Crowd Supply is Kickstarter for product designers. That's an overly simplistic description and a disservice to what Crowd Supply has accomplished at launch, but it's the best way to explain what it is. When you dig past the surface, into what a crowdfunding site developed specifically for product designers could mean, the differences become exciting.
The site launched this morning with nine projects and three read-to-ship products, ranging the gamut from an iPhone case with a built-in hand crank charger to a cyclocross bike to a dog collar with a built-in leash that I am admittedly thinking of Backing for my own dog.

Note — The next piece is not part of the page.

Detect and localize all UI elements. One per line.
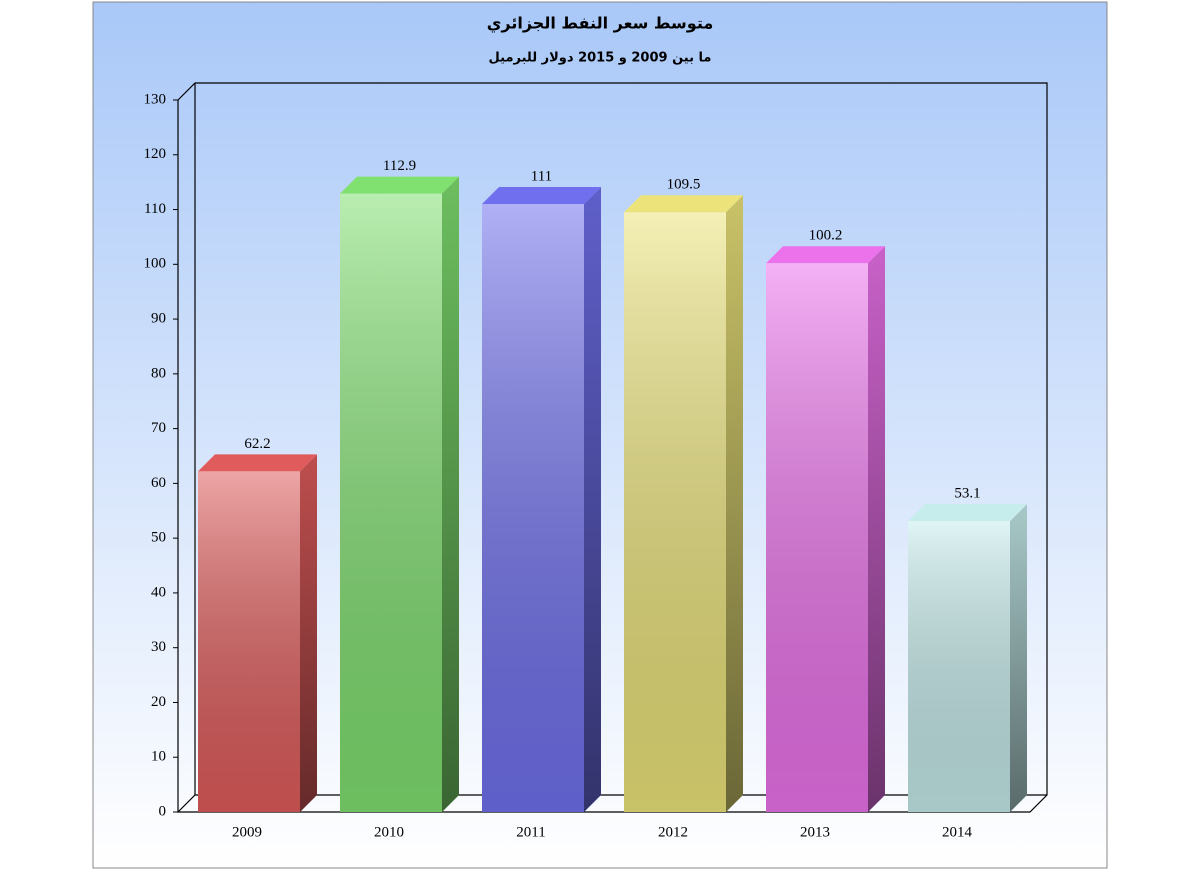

About two weeks ago, I spoke via Skype with Crowd Supply's CEO, Lou Doctor. He was coming from Crowd Supply's headquarters in Portland and had the familiar look of someone under the gun getting ready to launch a product—happy and sleep deprived. Doctor, like the five other employees at Crowd Supply , comes with a background in engineering that has veered into business, entrepreneurship and running project teams.
I came away from our discussion thinking that Doctor and his team have smartly thought through the experience of running a crowdfunded product design project while simultaneously creating a better experience for Backers.

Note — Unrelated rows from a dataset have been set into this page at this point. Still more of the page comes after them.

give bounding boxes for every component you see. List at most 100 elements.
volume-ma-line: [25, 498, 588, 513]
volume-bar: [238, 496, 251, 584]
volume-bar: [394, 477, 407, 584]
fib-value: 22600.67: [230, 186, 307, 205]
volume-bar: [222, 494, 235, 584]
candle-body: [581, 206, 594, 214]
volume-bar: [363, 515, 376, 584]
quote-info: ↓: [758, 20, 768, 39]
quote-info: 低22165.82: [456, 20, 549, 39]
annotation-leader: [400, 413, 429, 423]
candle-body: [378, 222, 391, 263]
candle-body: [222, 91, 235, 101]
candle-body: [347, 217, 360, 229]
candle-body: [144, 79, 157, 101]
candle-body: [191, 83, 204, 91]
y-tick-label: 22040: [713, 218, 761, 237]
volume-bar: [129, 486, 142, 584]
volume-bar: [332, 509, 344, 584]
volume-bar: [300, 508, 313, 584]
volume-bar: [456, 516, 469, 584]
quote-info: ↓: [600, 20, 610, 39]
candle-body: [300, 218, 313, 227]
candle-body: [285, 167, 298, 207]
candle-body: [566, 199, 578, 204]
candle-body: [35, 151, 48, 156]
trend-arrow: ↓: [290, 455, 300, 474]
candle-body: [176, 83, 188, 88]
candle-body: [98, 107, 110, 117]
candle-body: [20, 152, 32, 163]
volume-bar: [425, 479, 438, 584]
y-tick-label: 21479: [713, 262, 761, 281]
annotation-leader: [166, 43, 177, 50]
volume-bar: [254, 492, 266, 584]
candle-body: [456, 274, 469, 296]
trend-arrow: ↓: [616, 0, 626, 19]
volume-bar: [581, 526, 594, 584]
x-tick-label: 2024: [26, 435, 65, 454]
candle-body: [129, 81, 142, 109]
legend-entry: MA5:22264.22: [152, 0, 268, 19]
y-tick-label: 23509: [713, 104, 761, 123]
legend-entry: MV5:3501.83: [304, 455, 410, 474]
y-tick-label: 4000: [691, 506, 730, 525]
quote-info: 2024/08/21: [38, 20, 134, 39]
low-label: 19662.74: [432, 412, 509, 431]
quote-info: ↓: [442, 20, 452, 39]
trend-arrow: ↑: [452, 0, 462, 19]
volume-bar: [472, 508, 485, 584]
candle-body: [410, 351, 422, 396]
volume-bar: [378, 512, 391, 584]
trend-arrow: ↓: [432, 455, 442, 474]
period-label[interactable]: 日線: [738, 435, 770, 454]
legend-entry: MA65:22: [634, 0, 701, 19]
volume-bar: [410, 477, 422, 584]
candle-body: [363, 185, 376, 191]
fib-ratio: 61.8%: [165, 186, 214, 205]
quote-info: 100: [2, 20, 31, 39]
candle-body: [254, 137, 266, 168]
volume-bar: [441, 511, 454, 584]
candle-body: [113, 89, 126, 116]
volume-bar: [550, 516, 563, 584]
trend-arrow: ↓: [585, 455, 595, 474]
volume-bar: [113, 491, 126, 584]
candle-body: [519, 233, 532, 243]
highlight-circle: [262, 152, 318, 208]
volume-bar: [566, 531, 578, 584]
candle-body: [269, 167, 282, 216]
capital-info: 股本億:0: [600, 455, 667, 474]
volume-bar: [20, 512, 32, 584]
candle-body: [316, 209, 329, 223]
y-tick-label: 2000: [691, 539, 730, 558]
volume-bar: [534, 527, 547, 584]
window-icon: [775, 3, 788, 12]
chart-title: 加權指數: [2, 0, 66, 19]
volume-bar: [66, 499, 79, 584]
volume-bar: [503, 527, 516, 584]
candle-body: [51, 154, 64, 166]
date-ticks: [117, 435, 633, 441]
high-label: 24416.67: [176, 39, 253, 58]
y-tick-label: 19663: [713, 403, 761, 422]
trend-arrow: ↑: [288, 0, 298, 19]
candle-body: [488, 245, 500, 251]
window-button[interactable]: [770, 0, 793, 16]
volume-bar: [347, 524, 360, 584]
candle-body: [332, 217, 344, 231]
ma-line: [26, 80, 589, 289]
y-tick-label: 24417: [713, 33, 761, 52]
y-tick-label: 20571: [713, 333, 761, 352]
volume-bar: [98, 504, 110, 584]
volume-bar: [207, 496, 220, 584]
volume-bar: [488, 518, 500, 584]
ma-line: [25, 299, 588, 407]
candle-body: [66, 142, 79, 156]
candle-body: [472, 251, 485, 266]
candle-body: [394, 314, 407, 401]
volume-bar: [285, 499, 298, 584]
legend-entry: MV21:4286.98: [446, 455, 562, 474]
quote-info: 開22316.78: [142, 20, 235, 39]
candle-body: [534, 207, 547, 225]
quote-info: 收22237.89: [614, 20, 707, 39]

Let's start with how Crowd Supply is the same as Kickstarter. All of the big design issues that Kickstarter solved are kept in place. Projects are pitched by Creators. They have funding goals and deadlines. If they meet or exceed their goal by the deadline, they get funded. If they miss their goal, they don't get funded. Project pages mimic Kickstarter's familiar layout: Video and funding goal at the top, description and backing tiers below. Creators retain all ownership of their projects and give Crowd Supply 5% of their fundraising total.

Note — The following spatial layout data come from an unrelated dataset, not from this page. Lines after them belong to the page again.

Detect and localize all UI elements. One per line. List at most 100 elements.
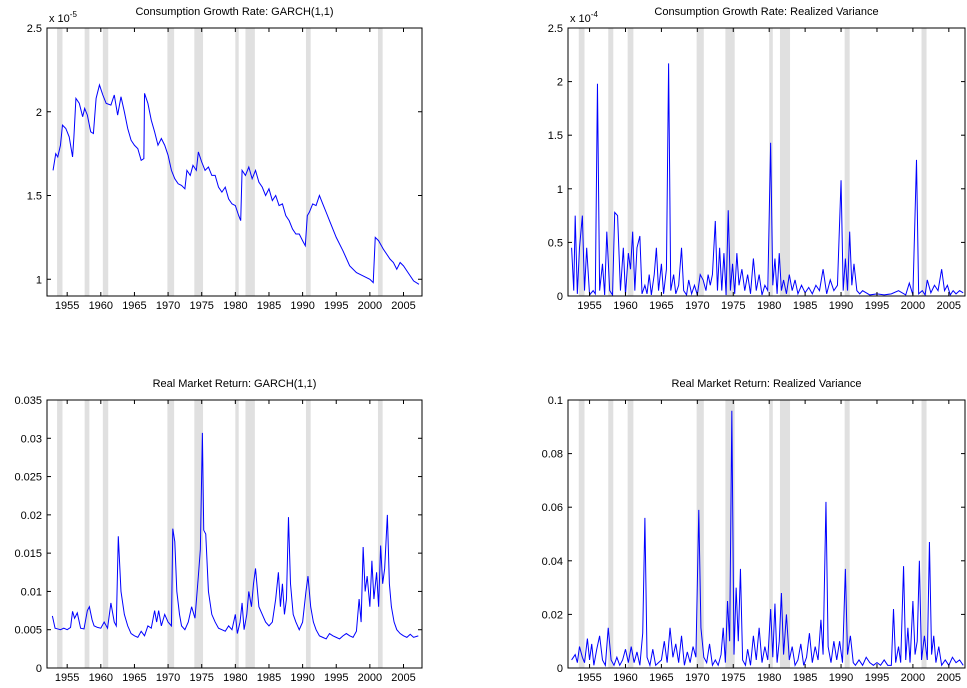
y-tick-label: 0.015 [14,548,42,560]
shaded-period [194,28,204,296]
x-tick-label: 1985 [257,300,281,312]
y-tick-label: 0.5 [548,237,563,249]
shaded-period [167,400,175,668]
y-tick-label: 2.5 [27,23,42,35]
y-exponent: x 10-5 [49,10,77,25]
x-tick-label: 1980 [223,300,247,312]
x-tick-label: 1955 [577,300,601,312]
shaded-period [725,28,735,296]
subplot: 1955 1960 1965 1970 1975 1980 1985 1990 1995 2000… [27,6,423,312]
shaded-period [84,28,90,296]
x-tick-label: 1995 [324,672,348,684]
x-tick-label: 1960 [89,300,113,312]
shaded-period [627,400,634,668]
shaded-period [578,28,585,296]
x-tick-label: 1980 [223,672,247,684]
x-tick-label: 2000 [901,672,925,684]
x-tick-label: 1970 [685,672,709,684]
y-exponent-power: -4 [591,10,599,19]
subplot: 1955 1960 1965 1970 1975 1980 1985 1990 1995 2000… [14,378,423,684]
y-tick-label: 2.5 [548,23,563,35]
y-tick-label: 1.5 [548,130,563,142]
x-tick-label: 2005 [391,300,415,312]
x-tick-label: 1965 [122,300,146,312]
data-line [571,410,964,668]
y-tick-label: 0 [557,663,563,675]
y-tick-label: 0.035 [14,395,42,407]
shaded-period [921,400,927,668]
y-tick-label: 0.04 [542,556,563,568]
axes-box [46,27,423,297]
shaded-period [725,400,735,668]
y-tick-label: 1 [36,274,42,286]
x-tick-label: 1995 [865,672,889,684]
shaded-period [305,400,311,668]
shaded-period [102,400,109,668]
subplot: 1955 1960 1965 1970 1975 1980 1985 1990 1995 2000… [542,378,966,684]
x-tick-label: 1995 [324,300,348,312]
x-tick-label: 1990 [290,300,314,312]
data-line [51,432,419,640]
shaded-period [245,28,255,296]
shaded-period [844,28,850,296]
y-tick-label: 0 [557,291,563,303]
chart-title: Real Market Return: GARCH(1,1) [153,378,317,390]
x-tick-label: 1960 [89,672,113,684]
y-tick-label: 2 [557,77,563,89]
plot-area [52,28,420,296]
plot-area [51,400,419,668]
shaded-period [627,28,634,296]
x-tick-label: 1955 [55,300,79,312]
shaded-period [57,400,63,668]
shaded-period [377,28,383,296]
shaded-period [769,400,773,668]
shaded-period [921,28,927,296]
y-exponent: x 10-4 [570,10,598,25]
shaded-period [245,400,255,668]
x-tick-label: 2005 [391,672,415,684]
x-tick-label: 1970 [156,300,180,312]
x-tick-label: 1965 [649,672,673,684]
x-tick-label: 1975 [721,672,745,684]
x-tick-label: 1955 [55,672,79,684]
x-tick-label: 2005 [937,300,961,312]
x-tick-label: 1955 [577,672,601,684]
y-tick-label: 0.025 [14,472,42,484]
y-tick-label: 0 [36,663,42,675]
x-tick-label: 1960 [613,672,637,684]
x-tick-label: 1995 [865,300,889,312]
x-tick-label: 1985 [257,672,281,684]
axes-box [46,399,423,669]
shaded-period [779,28,791,296]
subplot: 1955 1960 1965 1970 1975 1980 1985 1990 1995 2000… [548,6,966,312]
y-tick-label: 0.06 [542,502,563,514]
y-tick-label: 0.1 [548,395,563,407]
y-exponent-power: -5 [70,10,78,19]
x-tick-label: 1990 [290,672,314,684]
axes-box [567,399,966,669]
shaded-period [57,28,63,296]
shaded-period [578,400,585,668]
shaded-period [696,400,704,668]
x-tick-label: 1970 [156,672,180,684]
y-tick-label: 0.01 [21,586,42,598]
x-tick-label: 1975 [189,300,213,312]
axes-box [567,27,966,297]
y-exponent-base: x 10 [570,13,591,25]
shaded-period [167,28,175,296]
y-tick-label: 2 [36,107,42,119]
chart-title: Consumption Growth Rate: GARCH(1,1) [135,6,333,18]
chart-title: Real Market Return: Realized Variance [672,378,862,390]
y-tick-label: 0.005 [14,625,42,637]
shaded-period [235,28,239,296]
shaded-period [844,400,850,668]
x-tick-label: 1990 [829,672,853,684]
x-tick-label: 2005 [937,672,961,684]
x-tick-label: 2000 [358,672,382,684]
x-tick-label: 1990 [829,300,853,312]
y-tick-label: 0.08 [542,449,563,461]
shaded-period [696,28,704,296]
shaded-period [608,400,614,668]
x-tick-label: 2000 [358,300,382,312]
data-line [571,63,964,296]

Beyond these fundamentals, Crowd Supply has built a platform specifically tailored for product design and manufacturing. They've done a bunch of little things right, but I want to focus on three key areas that I think makes them meaningfully different from Kickstarter.
1. Mentorship
This has the potential to be a real game changer: Crowd Supply is staffed by product development veterans who will advise Creators throughout the course of their projects.
When Creators send their projects to be reviewed, Crowd Supply's team vets them, looking for potential pitfalls in their plans. The feedback could come in the form of, "This will be more expensive that you are thinking, you need to raise your funding goal," or "Have you thought of adding an engineer to your team? Here is someone that could help," or "Have you thought through your production plan yet?" If proposals aren't up to snuff, Creators are given feedback on how to improve their project or rejected.
This is such a great feature, not only for Creators but for Backers too. For any Creator manufacturing solo for the first, or even the second or third time, asking questions like these before launch can be the difference between success and failure. Backers can feel assured that someone with expertise has vetted the project and deemed the Creator worthy of launching a project.
Once Creators are allowed through that gate, Crowd Supply's staff offers support for the duration of the project, offering advice and even providing their own fulfillment services.
I love this approach to helping Creators, because it solves a major issue of not only crowdfunding but launching products in general. The team shares their learnings of fundamental knowledge of what it takes to launch something. We're not talking about IP issues, it's basic stuff like finding a factory or figuring out how to do fulfillment. It's one of those things you can only really learn by doing, but man wouldn't it be nice to have an Obi-Wan there to show you the ways of the force.